The Era Dream

It was another military dream. Multitudes of military members were there. Almost all were Air Force members, as I had been. I knew many of them, but not all.

Some Army personnel and people from the other armed forces were in the group. They were very few. We were all attired in service-dress uniforms. My wife was with me, and my friends had their wives and children present. I realized it was a mass celebration.

It was in a huge, haphazard building with multiple levels. Some levels were connected by ladders. Others used stairs or elevators. Some of it was outside, or had rooms that were open to the outside.

Some people shunned me or were antagonistic, but others acknowledged and defended me. The first group disappointed me, and was the larger group, but the second group pleased me.

I didn’t stay with either group, though. With my wife holding my hand, I went up and down the ladders and stairs, passing between levels on my own. I said hello to friends, and some returned the greeting. As I did this movement and talked to others, I began understanding, this was a gigantic retirement gathering. With that, I saw a setting sun and realized, an era was ending.

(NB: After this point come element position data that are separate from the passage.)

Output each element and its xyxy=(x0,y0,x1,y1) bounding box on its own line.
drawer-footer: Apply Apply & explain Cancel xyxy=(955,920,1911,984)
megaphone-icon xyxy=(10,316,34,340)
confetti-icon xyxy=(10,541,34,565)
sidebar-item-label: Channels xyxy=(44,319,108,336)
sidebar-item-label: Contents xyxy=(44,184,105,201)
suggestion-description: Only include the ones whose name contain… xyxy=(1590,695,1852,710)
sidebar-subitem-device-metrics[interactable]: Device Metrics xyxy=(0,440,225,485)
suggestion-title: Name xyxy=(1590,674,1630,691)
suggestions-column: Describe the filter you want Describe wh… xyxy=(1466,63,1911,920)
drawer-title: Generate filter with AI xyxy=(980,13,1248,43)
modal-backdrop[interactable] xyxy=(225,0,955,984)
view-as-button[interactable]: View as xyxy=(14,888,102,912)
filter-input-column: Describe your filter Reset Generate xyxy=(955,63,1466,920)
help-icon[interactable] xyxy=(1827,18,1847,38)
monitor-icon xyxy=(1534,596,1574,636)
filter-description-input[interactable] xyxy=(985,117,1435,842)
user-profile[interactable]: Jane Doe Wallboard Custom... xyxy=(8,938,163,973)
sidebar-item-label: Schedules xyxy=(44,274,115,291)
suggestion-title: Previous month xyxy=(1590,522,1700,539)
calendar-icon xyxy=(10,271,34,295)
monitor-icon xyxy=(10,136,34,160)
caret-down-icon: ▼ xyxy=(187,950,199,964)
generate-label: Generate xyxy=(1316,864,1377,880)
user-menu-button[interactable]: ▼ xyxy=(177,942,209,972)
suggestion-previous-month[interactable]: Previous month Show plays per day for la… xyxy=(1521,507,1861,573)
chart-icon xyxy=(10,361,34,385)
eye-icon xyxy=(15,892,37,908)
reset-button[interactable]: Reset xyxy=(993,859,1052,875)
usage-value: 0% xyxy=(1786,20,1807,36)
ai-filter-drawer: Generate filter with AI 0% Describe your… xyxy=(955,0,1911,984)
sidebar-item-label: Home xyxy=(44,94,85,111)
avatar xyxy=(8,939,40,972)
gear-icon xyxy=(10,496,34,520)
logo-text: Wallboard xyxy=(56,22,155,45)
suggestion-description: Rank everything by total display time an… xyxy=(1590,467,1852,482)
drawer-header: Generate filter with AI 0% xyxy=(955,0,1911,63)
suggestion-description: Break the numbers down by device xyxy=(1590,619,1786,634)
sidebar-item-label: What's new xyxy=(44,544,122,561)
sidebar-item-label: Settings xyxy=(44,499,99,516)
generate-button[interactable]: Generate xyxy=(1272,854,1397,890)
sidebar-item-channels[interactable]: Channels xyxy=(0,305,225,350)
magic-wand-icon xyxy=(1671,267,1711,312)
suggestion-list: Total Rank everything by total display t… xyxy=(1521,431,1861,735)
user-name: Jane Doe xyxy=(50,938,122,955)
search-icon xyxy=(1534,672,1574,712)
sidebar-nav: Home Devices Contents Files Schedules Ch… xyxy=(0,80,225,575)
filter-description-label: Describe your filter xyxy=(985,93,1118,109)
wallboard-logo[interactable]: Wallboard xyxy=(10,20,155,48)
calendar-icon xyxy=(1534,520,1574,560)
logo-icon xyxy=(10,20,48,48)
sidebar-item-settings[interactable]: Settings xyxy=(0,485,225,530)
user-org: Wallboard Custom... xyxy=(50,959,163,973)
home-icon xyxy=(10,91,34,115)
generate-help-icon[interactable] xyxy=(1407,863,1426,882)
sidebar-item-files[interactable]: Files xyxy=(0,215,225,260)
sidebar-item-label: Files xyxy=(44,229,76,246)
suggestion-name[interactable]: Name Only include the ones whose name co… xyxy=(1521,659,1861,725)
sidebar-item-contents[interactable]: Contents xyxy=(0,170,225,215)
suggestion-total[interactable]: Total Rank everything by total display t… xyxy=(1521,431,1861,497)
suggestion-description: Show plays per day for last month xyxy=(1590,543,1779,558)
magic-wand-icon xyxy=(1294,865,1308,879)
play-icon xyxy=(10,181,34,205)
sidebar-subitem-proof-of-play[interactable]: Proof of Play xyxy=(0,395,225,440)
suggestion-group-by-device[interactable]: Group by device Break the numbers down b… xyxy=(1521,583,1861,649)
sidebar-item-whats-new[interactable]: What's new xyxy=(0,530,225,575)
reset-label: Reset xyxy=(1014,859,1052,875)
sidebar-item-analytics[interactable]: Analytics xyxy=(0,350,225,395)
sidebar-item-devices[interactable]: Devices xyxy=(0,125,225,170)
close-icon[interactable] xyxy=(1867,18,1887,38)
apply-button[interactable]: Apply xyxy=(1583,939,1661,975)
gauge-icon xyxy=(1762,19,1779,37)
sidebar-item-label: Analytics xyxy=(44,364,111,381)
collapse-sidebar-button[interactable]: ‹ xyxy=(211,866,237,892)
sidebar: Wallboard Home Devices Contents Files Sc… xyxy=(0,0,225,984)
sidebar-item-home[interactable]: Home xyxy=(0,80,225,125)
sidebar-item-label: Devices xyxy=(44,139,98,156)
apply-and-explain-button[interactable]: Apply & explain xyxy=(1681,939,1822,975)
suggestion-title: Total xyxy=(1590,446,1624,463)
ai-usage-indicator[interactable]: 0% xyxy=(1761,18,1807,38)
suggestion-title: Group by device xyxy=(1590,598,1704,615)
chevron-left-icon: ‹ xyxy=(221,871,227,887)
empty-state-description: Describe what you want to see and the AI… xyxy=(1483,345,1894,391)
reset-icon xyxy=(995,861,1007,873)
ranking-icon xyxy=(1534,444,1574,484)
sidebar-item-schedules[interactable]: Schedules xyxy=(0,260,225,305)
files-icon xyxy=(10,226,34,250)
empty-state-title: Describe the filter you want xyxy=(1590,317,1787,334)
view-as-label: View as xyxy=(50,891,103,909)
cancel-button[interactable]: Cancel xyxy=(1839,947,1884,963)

Then I awoke and thought of the dream with sadness. A part of me reflected, the past is gone.

We’re going forward.

Then Again

I didn’t know what I was going to write today. I knew I had a scene in progress. In theory, there was another scene ahead. With it in mind, I was puzzling around what do I write today to get there, and considered just jumping ahead to write that scene.

That didn’t feel right to my instincts, though, so I sat down, and started typing from where the last sentence left off. Once again, I went off in an unanticipated, unexpected direction. When, twenty pages later, I finished the scene and stopped, I was pleased and touched by what had happened. It was so in character with the series and novel in progress. I hadn’t planned it; the characters and muse seemed in control. Intellectually, I know, it must be me, right? I’m the one with the brain behind the skull and fingers on the keyboard, but the writing had that dreamlike flow, as if I was a pipe and it was just being pumped through me.

It’s unnerving, honestly, because I wonder if I’m not a little crazy. (Okay, I concede that I’m a little crazy; I suppose what’s in question is how crazy I might be.) I like what I wrote, and I worry that others won’t like it. Then again, I don’t care. Some readers won’t; some readers will. The words are out there as part of the record, subject to the editing and revising processes just like everything else.

Now — amazing, I’ve been here for over two and half hours. My rear end is in pain from sitting. I still have coffee in that twelve ounce mug. An oily film covers the coffee’s cold surface.

Time to drink up, mask up, and call it done for another day of writing like crazy.

The Smoke

It’s a new habit. Reaching the corner where my street meets Siskiyou, I look left.

Although there’s a soft, steady down slope, it’s a straight shot into downtown Ashland. I know that two miles away is the Ashland Springs Hotel’s yellow building. I can’t see it today. I can see the first traffic light, at Walker. That’s just under a mile away. With today’s smoke, the prevailing visibility is about a mile away, as it has been for the last three days.

Fires ring our valley, sending smoke into it. Most of the fires started on July 15 when lightning strikes lit the dry brush and trees.

Although it’s the third year that I’ve been forced to do this, I’m not used to wearing a mask to walk around. We used to do it in the military as part of our war games, during simulated attacks. They were never fun. Neither is this.

Thoughts about the fire’s causes are inevitable, as are hopes and worries for the other people driven from their homes by the fires, and fears for the animals, and concern for the land. Thoughts about the firefighters out there fighting the fires on our behalf arise, along with thoughts of thanks.

Containment is the word of the month, followed closely by conflagration. When will the fires be contained? The closest, the Hendrix Fire, isn’t that large, just one thousand plus acres. Nine miles away, it’s thirty percent contained, but it’s not the fire delivering most of this smoke. That’s an accumulation from all the fires to the north and west.

What’s striking is how the smoke changes Ashland’s character. Outdoor events are canceled, curtailed, or moved indoor, if possible. There are fewer hikers and walkers, because part of the Pacific Coast Trail is also closed. Cyclists, usually so common, are rarely seen. With the diminished visibility, we can’t see the mountains. Ashland could be a plain town, or one on the seashore.

You’d never know it, with this smoke.



Floofherent (catfinition) – cat logic (also sometimes applied to dogs).

In use: “By  the pet’s floofherent process, it made complete sense that when food was put on the table, some of it belonged to her as well as the people. After all, wasn’t she a part of the family?”